La sintesi pratica più sensata: se il trading ti incuriosisce, tienilo separato e piccolo. Il patrimonio che investi seriamente — quello su cui costruisci il tuo futuro — va su strumenti diversificati e di lungo periodo. Un’eventuale quota da trading va trattata come una spesa di intrattenimento ad alto rischio: denaro che puoi permetterti di perdere, mai il capitale serio.
Cosa fare in pratica
Se l’obiettivo è far crescere il patrimonio nel tempo — la situazione della stragrande maggioranza delle persone — la strada è quella dell’investitore paziente, non del trader:
- Parti dalle fondamenta con un ETF core, il mattone diversificato del portafoglio.
- Per il cuore azionario globale, confronta i migliori ETF MSCI World.
- Costruisci un portafoglio di ETF coerente con i tuoi obiettivi, invece di inseguire singole scommesse.
- Se ti chiedi se valga la pena selezionare titoli da solo, leggi ETF o azioni singole: stesso principio, la diversificazione batte la scommessa.
- Sul «time in the market», la scelta tra entrare gradualmente o in un colpo solo è spiegata in PAC o PIC.
Approfondisci la fiscalità degli investimenti
Domande frequenti
Si guadagna di più col trading o investendo in ETF?
In media, investendo in ETF. Le analisi dei regolatori (ESMA) mostrano che tra il 74% e l’89% dei conti retail perde denaro facendo trading di CFD: per la grande maggioranza il trading attivo è un gioco perdente, a causa di costi, tasse sui realizzi frequenti ed emotività. L’investitore passivo in ETF, restando investito a lungo, batte storicamente la maggior parte dei trader attivi.
Qual è la differenza tra investire e fare trading?
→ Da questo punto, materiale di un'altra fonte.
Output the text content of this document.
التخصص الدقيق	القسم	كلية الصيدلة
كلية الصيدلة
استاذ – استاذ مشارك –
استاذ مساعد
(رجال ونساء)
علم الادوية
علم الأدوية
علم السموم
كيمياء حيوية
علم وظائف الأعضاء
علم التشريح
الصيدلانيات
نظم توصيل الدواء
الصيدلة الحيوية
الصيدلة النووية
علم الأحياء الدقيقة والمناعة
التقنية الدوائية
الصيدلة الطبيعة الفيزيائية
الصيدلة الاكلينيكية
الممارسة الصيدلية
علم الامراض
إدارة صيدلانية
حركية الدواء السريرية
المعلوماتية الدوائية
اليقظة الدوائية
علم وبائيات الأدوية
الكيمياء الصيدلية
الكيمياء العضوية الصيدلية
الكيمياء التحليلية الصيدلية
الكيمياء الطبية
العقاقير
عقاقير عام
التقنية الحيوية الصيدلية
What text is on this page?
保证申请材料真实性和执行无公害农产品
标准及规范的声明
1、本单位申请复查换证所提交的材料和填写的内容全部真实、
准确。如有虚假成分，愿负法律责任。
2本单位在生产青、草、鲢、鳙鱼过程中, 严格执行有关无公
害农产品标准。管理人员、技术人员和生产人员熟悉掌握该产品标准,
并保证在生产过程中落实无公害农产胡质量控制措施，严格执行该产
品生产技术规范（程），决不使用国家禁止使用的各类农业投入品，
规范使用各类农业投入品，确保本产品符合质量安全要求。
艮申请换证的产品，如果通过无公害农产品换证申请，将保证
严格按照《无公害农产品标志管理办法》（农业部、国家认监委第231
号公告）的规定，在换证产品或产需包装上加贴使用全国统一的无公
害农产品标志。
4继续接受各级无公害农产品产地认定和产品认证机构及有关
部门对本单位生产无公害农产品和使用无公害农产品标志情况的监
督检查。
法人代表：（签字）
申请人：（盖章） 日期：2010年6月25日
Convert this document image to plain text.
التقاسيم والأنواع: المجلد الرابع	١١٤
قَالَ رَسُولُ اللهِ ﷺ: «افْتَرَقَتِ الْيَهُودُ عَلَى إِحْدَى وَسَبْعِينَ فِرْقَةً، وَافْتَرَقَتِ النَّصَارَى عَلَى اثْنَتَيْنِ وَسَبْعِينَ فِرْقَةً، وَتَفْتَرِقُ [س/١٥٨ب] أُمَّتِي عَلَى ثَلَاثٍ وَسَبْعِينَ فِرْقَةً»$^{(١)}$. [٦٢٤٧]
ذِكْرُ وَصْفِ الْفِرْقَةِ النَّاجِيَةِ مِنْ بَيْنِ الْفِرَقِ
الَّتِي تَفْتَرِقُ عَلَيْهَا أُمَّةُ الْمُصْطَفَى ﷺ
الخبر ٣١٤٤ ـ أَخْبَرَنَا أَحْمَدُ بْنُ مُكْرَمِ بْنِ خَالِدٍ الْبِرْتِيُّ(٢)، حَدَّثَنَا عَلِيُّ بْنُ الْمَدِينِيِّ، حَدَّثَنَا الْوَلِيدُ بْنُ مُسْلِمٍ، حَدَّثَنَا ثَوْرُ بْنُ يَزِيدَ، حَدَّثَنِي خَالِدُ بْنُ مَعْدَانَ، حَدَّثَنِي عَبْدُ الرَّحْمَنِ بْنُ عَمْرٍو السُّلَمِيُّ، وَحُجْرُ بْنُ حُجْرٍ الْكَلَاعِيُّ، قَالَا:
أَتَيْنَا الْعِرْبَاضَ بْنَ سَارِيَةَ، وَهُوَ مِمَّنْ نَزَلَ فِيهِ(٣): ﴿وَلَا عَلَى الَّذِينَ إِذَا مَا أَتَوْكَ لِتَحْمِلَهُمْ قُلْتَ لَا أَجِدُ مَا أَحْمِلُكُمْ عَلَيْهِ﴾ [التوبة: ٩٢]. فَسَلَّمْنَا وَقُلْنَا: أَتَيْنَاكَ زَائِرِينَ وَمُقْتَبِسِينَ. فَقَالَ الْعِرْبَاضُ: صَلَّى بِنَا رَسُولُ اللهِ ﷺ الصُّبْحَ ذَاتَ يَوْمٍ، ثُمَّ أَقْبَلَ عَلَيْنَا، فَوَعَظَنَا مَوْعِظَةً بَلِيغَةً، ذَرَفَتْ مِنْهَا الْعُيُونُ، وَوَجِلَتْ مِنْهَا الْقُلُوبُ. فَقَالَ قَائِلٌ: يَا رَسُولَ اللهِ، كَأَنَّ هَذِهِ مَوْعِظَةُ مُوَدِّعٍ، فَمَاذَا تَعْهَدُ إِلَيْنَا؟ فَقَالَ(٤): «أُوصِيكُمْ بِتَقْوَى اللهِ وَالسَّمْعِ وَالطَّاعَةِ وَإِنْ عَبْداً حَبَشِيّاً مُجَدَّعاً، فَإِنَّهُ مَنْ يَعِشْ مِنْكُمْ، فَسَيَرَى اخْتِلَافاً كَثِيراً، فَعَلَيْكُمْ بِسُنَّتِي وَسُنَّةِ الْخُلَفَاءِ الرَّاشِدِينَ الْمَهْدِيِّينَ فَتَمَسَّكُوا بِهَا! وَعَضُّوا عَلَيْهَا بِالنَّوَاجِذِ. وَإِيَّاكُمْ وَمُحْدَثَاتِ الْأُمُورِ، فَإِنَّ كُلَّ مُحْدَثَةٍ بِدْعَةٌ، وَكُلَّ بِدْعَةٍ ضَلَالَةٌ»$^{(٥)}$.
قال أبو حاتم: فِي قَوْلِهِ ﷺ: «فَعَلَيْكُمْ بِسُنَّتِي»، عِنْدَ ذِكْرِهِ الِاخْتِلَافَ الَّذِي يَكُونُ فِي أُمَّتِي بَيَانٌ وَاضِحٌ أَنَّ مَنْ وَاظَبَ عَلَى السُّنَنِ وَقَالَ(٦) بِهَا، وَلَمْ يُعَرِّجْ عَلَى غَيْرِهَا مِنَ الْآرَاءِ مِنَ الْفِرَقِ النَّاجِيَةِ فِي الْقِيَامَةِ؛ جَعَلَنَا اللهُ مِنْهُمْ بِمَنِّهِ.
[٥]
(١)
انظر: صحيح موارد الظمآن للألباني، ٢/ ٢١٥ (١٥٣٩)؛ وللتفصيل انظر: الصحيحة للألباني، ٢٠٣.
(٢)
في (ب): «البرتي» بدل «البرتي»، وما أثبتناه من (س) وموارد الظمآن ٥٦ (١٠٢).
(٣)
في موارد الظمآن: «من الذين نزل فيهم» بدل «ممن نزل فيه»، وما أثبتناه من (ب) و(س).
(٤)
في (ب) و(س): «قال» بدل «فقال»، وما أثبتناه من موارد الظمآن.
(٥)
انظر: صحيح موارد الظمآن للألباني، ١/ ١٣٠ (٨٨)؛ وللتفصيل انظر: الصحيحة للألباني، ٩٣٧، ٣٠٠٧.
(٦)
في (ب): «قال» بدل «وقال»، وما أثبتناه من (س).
Investire (in ETF) significa comprare strumenti diversificati e tenerli per anni, in modo passivo: conta il «time in the market». Fare trading significa comprare e vendere di continuo per indovinare i movimenti di breve termine, in modo attivo: è market timing. Il primo punta sulla pazienza, il secondo sulla previsione.
Il trading è una truffa?
No, non in sé: esistono professionisti che ne vivono ed è un’attività legale. Ma è ad altissimo rischio e competenza, non una scorciatoia per arricchirsi. Il marketing dei «guru» che lo vende come libertà finanziaria facile è la parte ingannevole. Se ti interessa, tienilo separato e piccolo rispetto al patrimonio che investi seriamente.
Perché il trading frequente costa di più in tasse?
Perché ogni operazione chiusa in guadagno realizza una plusvalenza tassata (in genere al 26%): il Fisco preleva a ogni giro e quei soldi escono dal conto, smettendo di comporre. Un ETF ad accumulazione tenuto a lungo non realizza nulla finché non vendi, quindi rimanda l’intera tassazione alla fine: il capitale composto cresce su una base non erosa dalle tasse.
Posso fare un po' di trading e anche investire in ETF?
Sì, ma con regole chiare: il patrimonio serio, quello su cui costruisci il futuro, va in ETF diversificati di lungo periodo; un’eventuale quota da trading va trattata come denaro che puoi permetterti di perdere, tenuta piccola e separata. Evita la leva o quanto meno comprendine prima i rischi.